Another question from the latest comment is if exposing css paths without auth is bad, then why is the same pattern used for: api command query sync and scripts paths?

Surely the resources available there make you just as vulnerable if not more so. Maybe the entire qb config needs a rework to address the issue you bring up? Maybe I'm showing my lack of knowledge here, but it's an honest question.

[nemchik]

Another question from the latest comment is if exposing css paths without auth is bad, then why is the same pattern used for: api command query sync and scripts paths?

Surely the resources available there make you just as vulnerable if not more so. Maybe the entire qb config needs a rework to address the issue you bring up? Maybe I'm showing my lack of knowledge here, but it's an honest question.

Most of them are exposed without auth because there was at some point documentation explaining the requirement. I referenced said documentation here https://github.com/linuxserver/reverse-proxy-confs/pull/76 but it appears that documentation has since been removed, and unfortunately I don't know if GH wiki has a history the way commits do.

It likely does make sense for there to be a wholesale rework of the config, especially if there's been a major version bump or rewrite of qbit since 2019 that may have changed things.
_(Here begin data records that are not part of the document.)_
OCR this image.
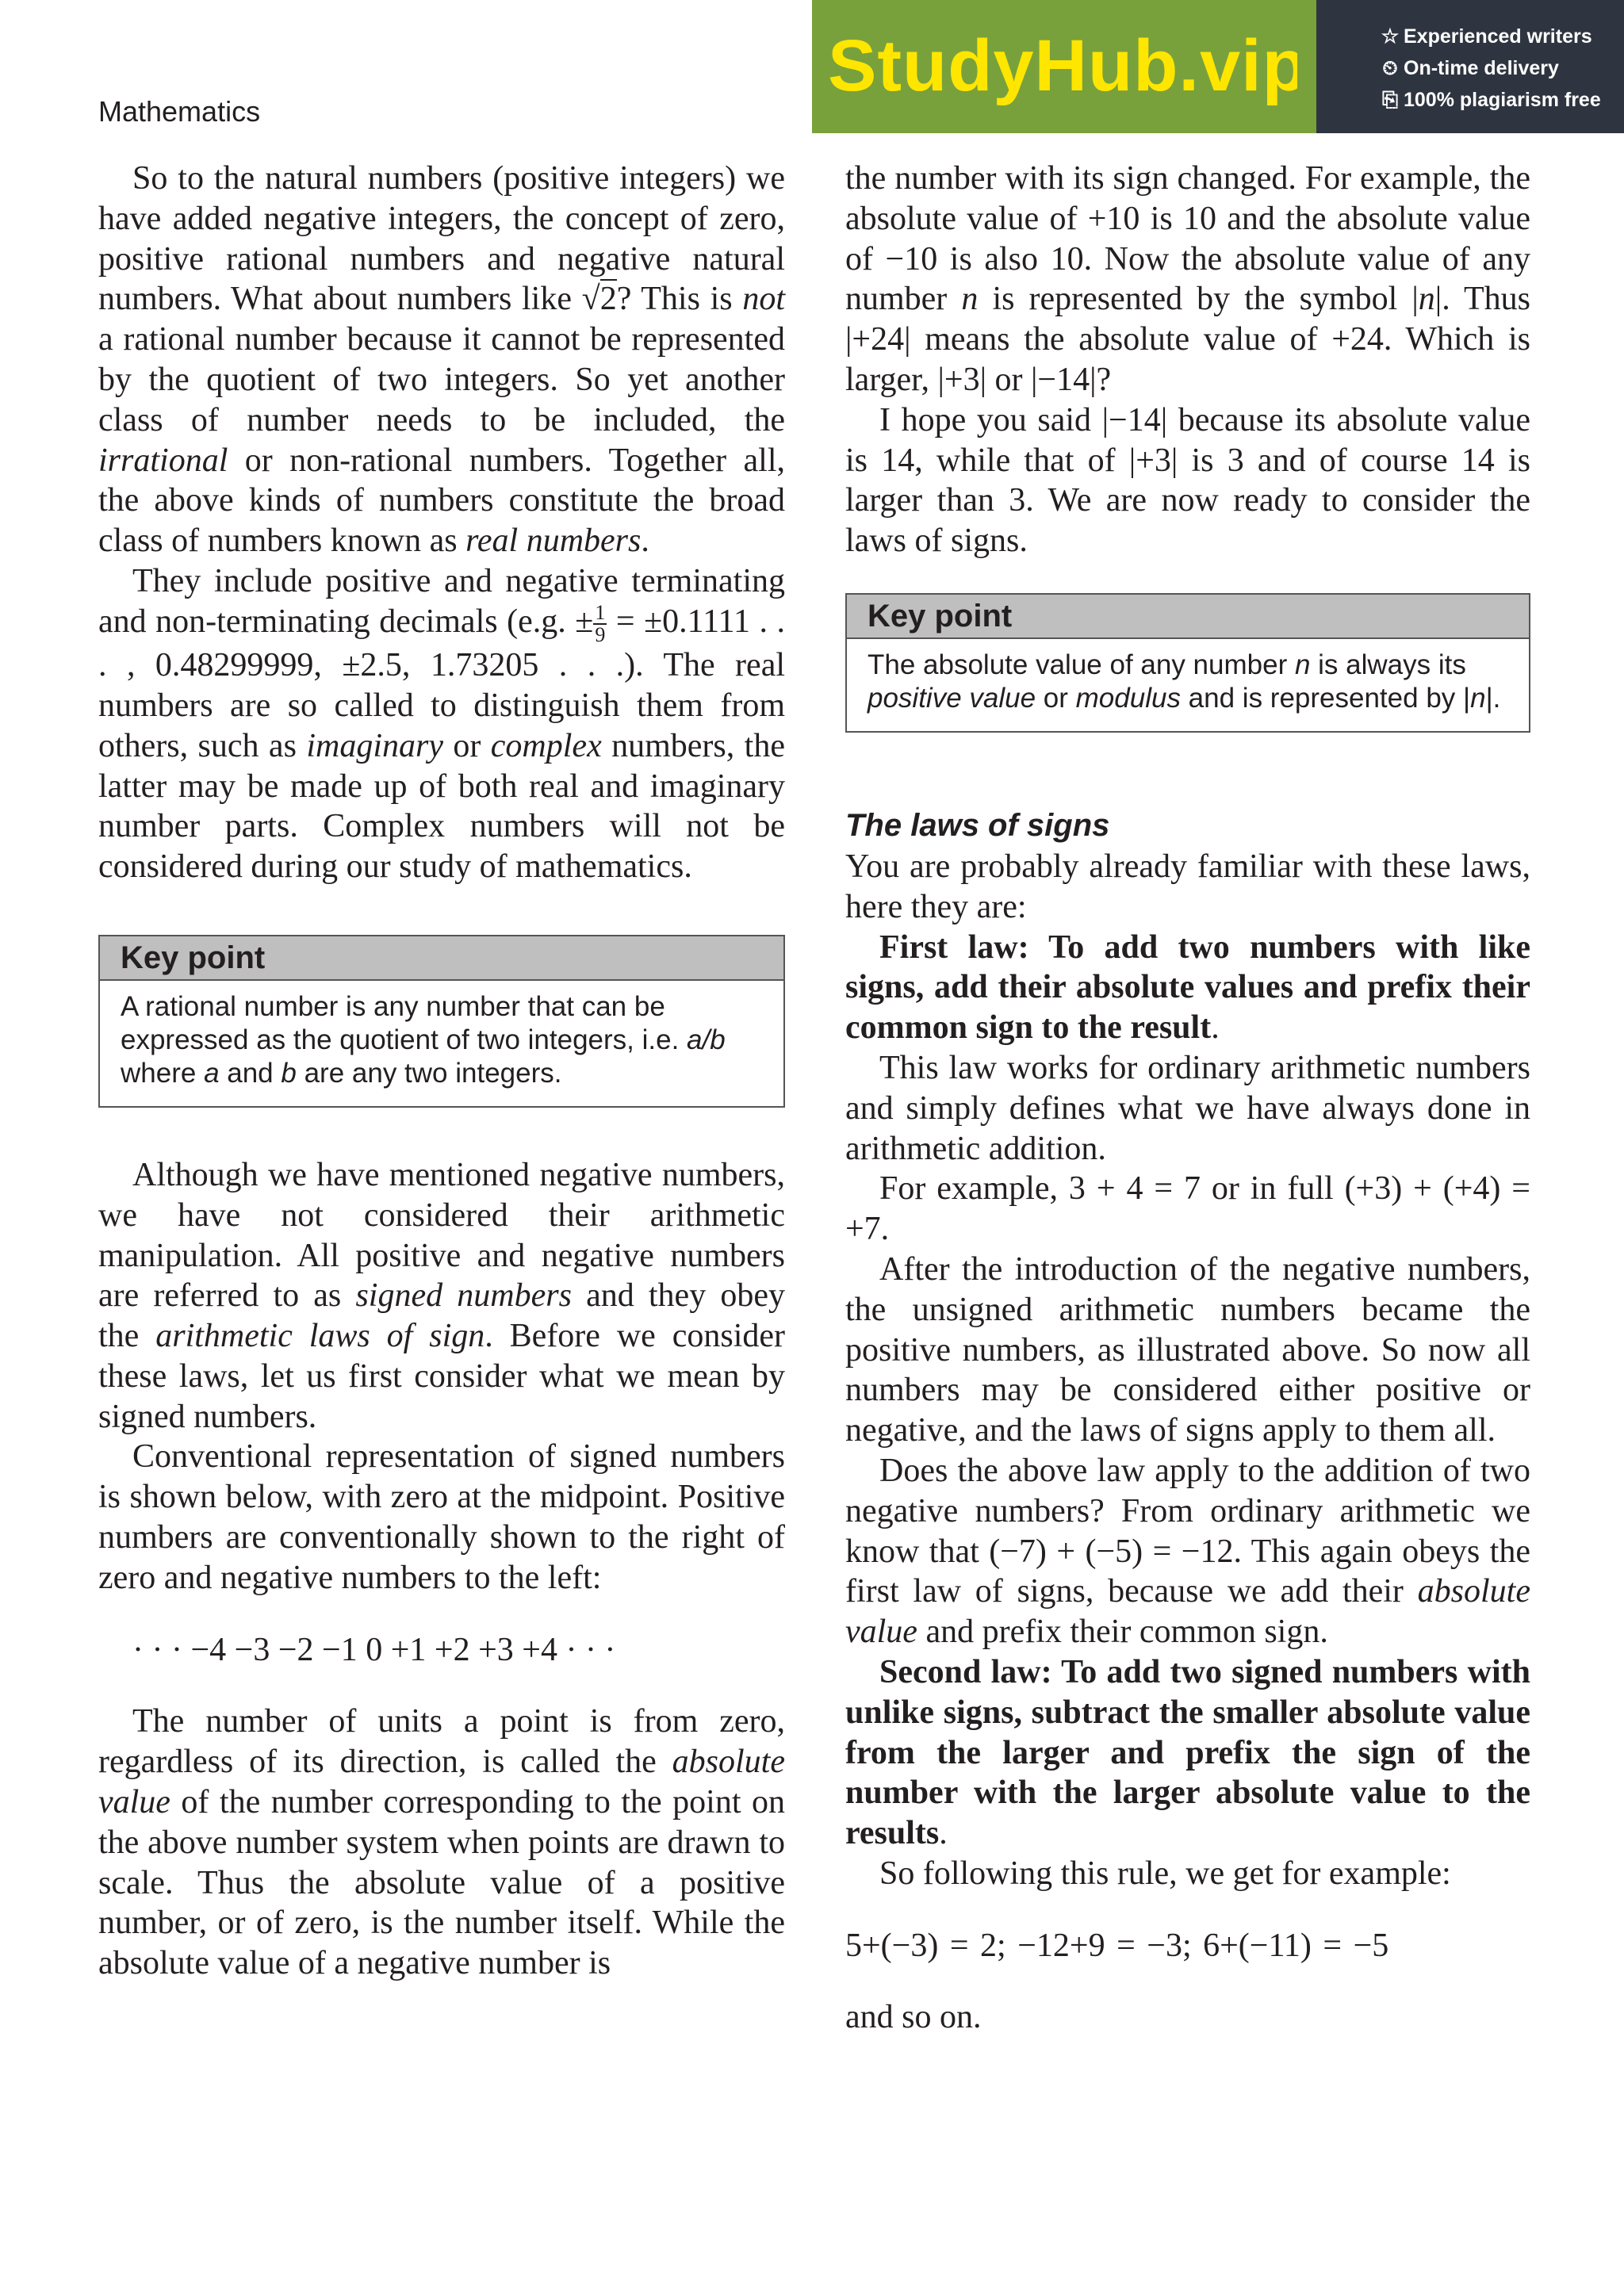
Mathematics
StudyHub.vip	☆ Experienced writers
⏲ On-time delivery
⎘ 100% plagiarism free

So to the natural numbers (positive integers) we have added negative integers, the concept of zero, positive rational numbers and negative natural numbers. What about numbers like √2? This is not a rational number because it cannot be represented by the quotient of two integers. So yet another class of number needs to be included, the irrational or non-rational numbers. Together all, the above kinds of numbers constitute the broad class of numbers known as real numbers.

They include positive and negative terminating and non-terminating decimals (e.g. ± $\frac{1}{9} = \pm 0.1111$ . . . , 0.48299999, ±2.5, 1.73205 . . .). The real numbers are so called to distinguish them from others, such as imaginary or complex numbers, the latter may be made up of both real and imaginary number parts. Complex numbers will not be considered during our study of mathematics.

Key point
A rational number is any number that can be expressed as the quotient of two integers, i.e. a/b where a and b are any two integers.

Although we have mentioned negative numbers, we have not considered their arithmetic manipulation. All positive and negative numbers are referred to as signed numbers and they obey the arithmetic laws of sign. Before we consider these laws, let us first consider what we mean by signed numbers.

Conventional representation of signed numbers is shown below, with zero at the midpoint. Positive numbers are conventionally shown to the right of zero and negative numbers to the left:

· · · −4 −3 −2 −1 0 +1 +2 +3 +4 · · ·

The number of units a point is from zero, regardless of its direction, is called the absolute value of the number corresponding to the point on the above number system when points are drawn to scale. Thus the absolute value of a positive number, or of zero, is the number itself. While the absolute value of a negative number is

the number with its sign changed. For example, the absolute value of +10 is 10 and the absolute value of −10 is also 10. Now the absolute value of any number n is represented by the symbol |n|. Thus |+24| means the absolute value of +24. Which is larger, |+3| or |−14|?

I hope you said |−14| because its absolute value is 14, while that of |+3| is 3 and of course 14 is larger than 3. We are now ready to consider the laws of signs.

Key point
The absolute value of any number n is always its positive value or modulus and is represented by |n|.
The laws of signs

You are probably already familiar with these laws, here they are:

First law: To add two numbers with like signs, add their absolute values and prefix their common sign to the result.

This law works for ordinary arithmetic numbers and simply defines what we have always done in arithmetic addition.

For example, 3 + 4 = 7 or in full (+3) + (+4) = +7.

After the introduction of the negative numbers, the unsigned arithmetic numbers became the positive numbers, as illustrated above. So now all numbers may be considered either positive or negative, and the laws of signs apply to them all.

Does the above law apply to the addition of two negative numbers? From ordinary arithmetic we know that (−7) + (−5) = −12. This again obeys the first law of signs, because we add their absolute value and prefix their common sign.

Second law: To add two signed numbers with unlike signs, subtract the smaller absolute value from the larger and prefix the sign of the number with the larger absolute value to the results.

So following this rule, we get for example:

5+(−3) = 2; −12+9 = −3; 6+(−11) = −5

and so on.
That being said, i agree it makes sense that we're exposing the scripts endpoint so we may as well expose the css endpoint. also among the other endpoints exposed, it doesn't seem like there's much obscurity gained by adding auth to the proxy, but that also begs the question of how much actual protection is gained (is adding auth even doing anything?).

I'll accept the PR for now, but i'd love to see a full rewrite of this config that both tests custom themes and external tools like nzb360, as well as ensuring other applications like *arr can connect through the proxy config.

[adepssimius]

I just tested hitting GET api/v2/sync/maindata in an unauthenticated session from a new private window. YIKES! Yes, everything is populated with real info as you might expect. This has to be reworked with auth implemented correctly to be in a usable state. Anyone using this and assuming that they are behind auth is clearly vulnerable.

[aptalca]

You must have disabled qbit auth for local access, which also disables it for the api (because it is a webui api)

My guess is, qbit sees the request coming from that local range you set (SWAG perhaps) and serves info without auth. With qbit auth turned on, curl https://qbittorrent.mydomain.com returns Forbidden

We'll add a note about it to the proxy conf

[aptalca]

Did some quick tests. Indeed, if you add SWAG's address in the Bypass authentication for clients in whitelisted IP subnets field, all connections coming through the proxy will be treated by qbit as a local connection and the auth will be disabled.

I tried adding SWAG ip range to Trusted proxies list which should respect the X-Forwarded-For header and use the real client IP reported by SWAG, but couldn't make it work. That might be a bug within qbit.

We do not recommend bypassing qbit auth for local clients as it also disabled the api auth.